Os principais interlocutores do responsável por RI são os analistas financeiros, mas também é preciso manter um canal de comunicação com todos os interessados no negócio – o que inclui integrantes da empresa, clientes, fornecedores e a comunidade.

“O trabalho de RI está intimamente ligado a credibilidade e reputação”, diz Treiger. “Quem faz isso não pode perder a credibilidade no mercado porque é quase impossível recuperá-la. Se alguém der uma informação incompleta ou falsa, e que faz milhares, às vezes milhões de pessoas investirem no seu papel, e amanhã voltar e disser que não é bem isso, há uma enorme reação negativa, é um deus-nos-acuda. Ao mesmo tempo, existe a necessidade de desenvolver uma cultura na empresa de que um certo nível de informação estratégica tem de seu aberta. É preciso estabelecer qual o nível ótimo do seu planejamento estratégico que pode ser divulgado para que o mercado possa conhecer a tempo os futuros investimentos e antecipar os resultados da companhia, lembrando sempre que o mercado não gosta de surpresas. Com isso, em relação à nossa imagem no mercado de capitais, começamos a nos diferenciar das demais empresas de capital aberto, nossas competidoras”.

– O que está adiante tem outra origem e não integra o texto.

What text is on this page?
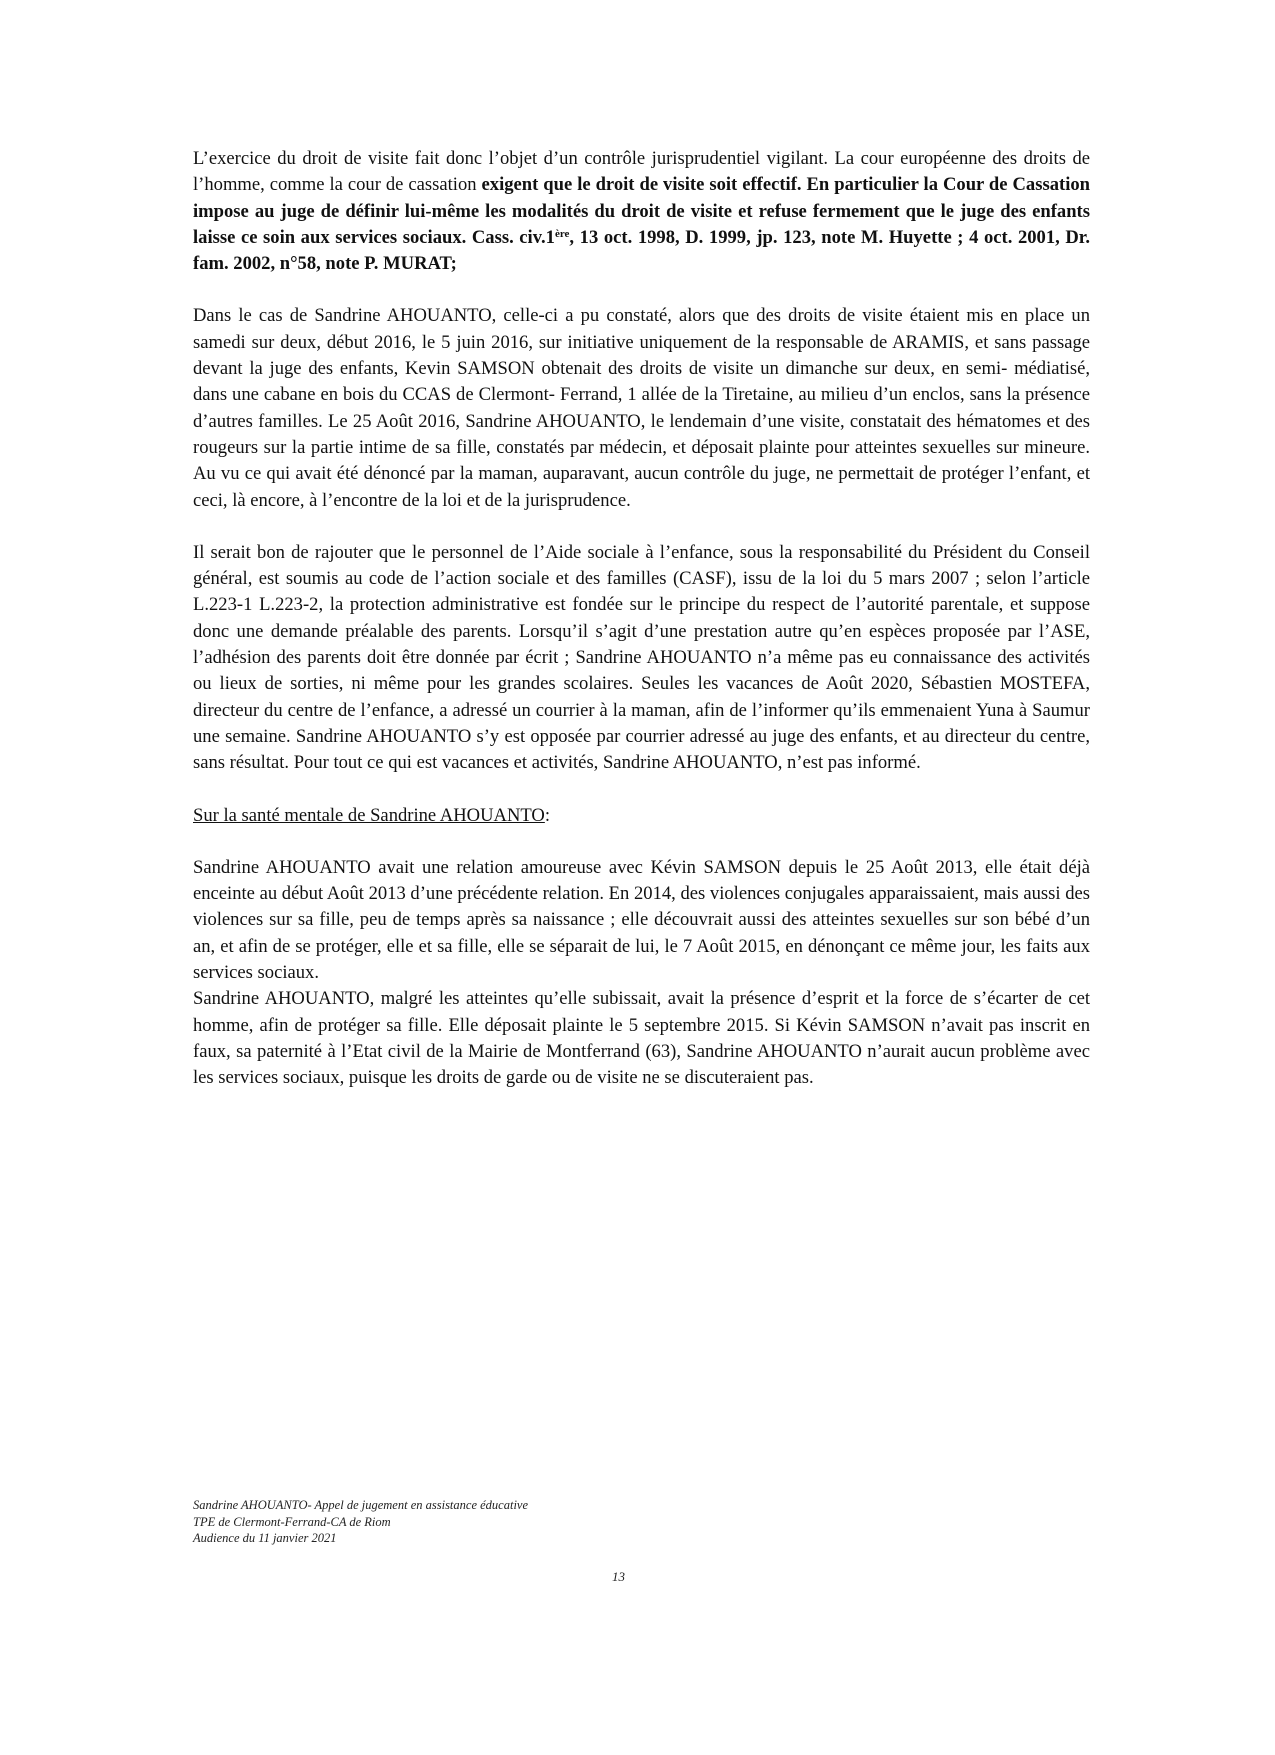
L’exercice du droit de visite fait donc l’objet d’un contrôle jurisprudentiel vigilant. La cour européenne des droits de l’homme, comme la cour de cassation exigent que le droit de visite soit effectif. En particulier la Cour de Cassation impose au juge de définir lui-même les modalités du droit de visite et refuse fermement que le juge des enfants laisse ce soin aux services sociaux. Cass. civ.1ère, 13 oct. 1998, D. 1999, jp. 123, note M. Huyette ; 4 oct. 2001, Dr. fam. 2002, n°58, note P. MURAT;

Dans le cas de Sandrine AHOUANTO, celle-ci a pu constaté, alors que des droits de visite étaient mis en place un samedi sur deux, début 2016, le 5 juin 2016, sur initiative uniquement de la responsable de ARAMIS, et sans passage devant la juge des enfants, Kevin SAMSON obtenait des droits de visite un dimanche sur deux, en semi- médiatisé, dans une cabane en bois du CCAS de Clermont- Ferrand, 1 allée de la Tiretaine, au milieu d’un enclos, sans la présence d’autres familles. Le 25 Août 2016, Sandrine AHOUANTO, le lendemain d’une visite, constatait des hématomes et des rougeurs sur la partie intime de sa fille, constatés par médecin, et déposait plainte pour atteintes sexuelles sur mineure. Au vu ce qui avait été dénoncé par la maman, auparavant, aucun contrôle du juge, ne permettait de protéger l’enfant, et ceci, là encore, à l’encontre de la loi et de la jurisprudence.

Il serait bon de rajouter que le personnel de l’Aide sociale à l’enfance, sous la responsabilité du Président du Conseil général, est soumis au code de l’action sociale et des familles (CASF), issu de la loi du 5 mars 2007 ; selon l’article L.223-1 L.223-2, la protection administrative est fondée sur le principe du respect de l’autorité parentale, et suppose donc une demande préalable des parents. Lorsqu’il s’agit d’une prestation autre qu’en espèces proposée par l’ASE, l’adhésion des parents doit être donnée par écrit ; Sandrine AHOUANTO n’a même pas eu connaissance des activités ou lieux de sorties, ni même pour les grandes scolaires. Seules les vacances de Août 2020, Sébastien MOSTEFA, directeur du centre de l’enfance, a adressé un courrier à la maman, afin de l’informer qu’ils emmenaient Yuna à Saumur une semaine. Sandrine AHOUANTO s’y est opposée par courrier adressé au juge des enfants, et au directeur du centre, sans résultat. Pour tout ce qui est vacances et activités, Sandrine AHOUANTO, n’est pas informé.

Sur la santé mentale de Sandrine AHOUANTO:

Sandrine AHOUANTO avait une relation amoureuse avec Kévin SAMSON depuis le 25 Août 2013, elle était déjà enceinte au début Août 2013 d’une précédente relation. En 2014, des violences conjugales apparaissaient, mais aussi des violences sur sa fille, peu de temps après sa naissance ; elle découvrait aussi des atteintes sexuelles sur son bébé d’un an, et afin de se protéger, elle et sa fille, elle se séparait de lui, le 7 Août 2015, en dénonçant ce même jour, les faits aux services sociaux.

Sandrine AHOUANTO, malgré les atteintes qu’elle subissait, avait la présence d’esprit et la force de s’écarter de cet homme, afin de protéger sa fille. Elle déposait plainte le 5 septembre 2015. Si Kévin SAMSON n’avait pas inscrit en faux, sa paternité à l’Etat civil de la Mairie de Montferrand (63), Sandrine AHOUANTO n’aurait aucun problème avec les services sociaux, puisque les droits de garde ou de visite ne se discuteraient pas.

Sandrine AHOUANTO- Appel de jugement en assistance éducative
TPE de Clermont-Ferrand-CA de Riom
Audience du 11 janvier 2021
13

Se a empresa cria a fama de que é fechada e não dá informação, os analistas e investidores penalizam o valor de seus títulos ou perdem o interesse pelos seus papéis, diz Treiger. “Outro aspecto é a informação comercial. Existem certas informações comerciais que, numa empresa fechada, familiar, serão segredo. Numa empresa pública, nem tanto. É necessário permitir alguma divulgação de como está sendo o desempenho comercial, da empresa, para os analistas poderem adaptar seus modelos matemáticos e prever sua performance futura.”

Após a recente divulgação dos resultados da Braskem no segundo semestre de 2005 e acumulados no primeiro semestre do ano, a equipe de RI já estava envolvida nos preparativos finais para o Braskem Day na Bolsa de Nova York. O dia 6 de setembro foi todo dedicado à empresa, que aproveitou a oportunidade para celebrar seu terceiro aniversário. Durante o encontro, o Líder Empresarial José Carlos Grubisich fez uma apresentação aos analistas de mercado norte-americanos sobre o desempenho recente da Braskem e sobre seus planos de crescimento no Board Room da mais importante bolsa de valores do mundo. No fim do dia, Grubisich foi convidado a fazer soar o famoso sino da Bolsa de Nova York, na cerimônia de encerramento do pregão, com imagens transmitidas por TV e Internet para todo o mundo.